The Upanishads including the Bhagavad-Gita were composed during the last decades of the long Vedic era. What I have said above reflects Krshna’s counsel to Arjuna in the Bhagavad-Gita. This counsel influenced the editors of the famous Law-book, Manusmrti. It is unfortunate that neither the British jurists nor the Indian jurists of the last two centuries recognized the significance of this aspect.
In one of the Upanishads, Sanatkumars, a great sage and political counsellor, told Narada, an economist and statesman that in his view self-determination (autonomy, savrajyam) that should be available to every individual called for every one to have his personal property, personally selected vocation (svakarma) and be self-reliant. He told Narada that it was not utopian. In another Upanishad, Naciketas who had become a Vaisvanara Agni, a civil judge who was a free man (nara)and also representative of all sectors and strata of the larger society (visva), from the lowest to the highest envisaged a society that would have no manual workers (manushyas). All would belong either to the cultural aristocracy or to educated independent middle class.
During the last three decades a silent revolution is taking place in India which indicates that this social objective can be achieved soon. But most Indians are not aware of what change is taking place around them.

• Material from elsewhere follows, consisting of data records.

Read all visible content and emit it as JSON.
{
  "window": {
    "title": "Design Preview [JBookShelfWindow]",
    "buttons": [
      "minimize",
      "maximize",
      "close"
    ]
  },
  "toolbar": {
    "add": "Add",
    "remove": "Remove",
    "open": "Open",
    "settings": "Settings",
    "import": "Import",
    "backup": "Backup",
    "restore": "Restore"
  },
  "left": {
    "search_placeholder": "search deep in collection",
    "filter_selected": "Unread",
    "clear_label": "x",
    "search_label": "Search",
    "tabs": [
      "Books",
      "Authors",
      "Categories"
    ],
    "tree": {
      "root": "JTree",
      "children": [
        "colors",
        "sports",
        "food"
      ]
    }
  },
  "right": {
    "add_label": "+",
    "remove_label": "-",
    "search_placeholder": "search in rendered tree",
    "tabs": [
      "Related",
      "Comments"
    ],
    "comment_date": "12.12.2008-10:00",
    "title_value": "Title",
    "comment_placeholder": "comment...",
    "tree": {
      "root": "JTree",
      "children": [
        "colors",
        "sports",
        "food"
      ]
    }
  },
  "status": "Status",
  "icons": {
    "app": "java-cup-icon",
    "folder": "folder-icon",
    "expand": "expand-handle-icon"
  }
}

For a useful appreciation of social change after WW II in Germany and Europe one may refer to the writings of Karl Mannheim
N
I’m sure you’re right about most Indians not being aware of changes around them. It’s like that in this country too. I guess people are too busy trying simply to make a living. I suspect we and a few others in retirement age have the luxury of time to reflect about these things. Sorry it took me so long to reply. So little time, but it’s always nice to have your interesting and informative comments.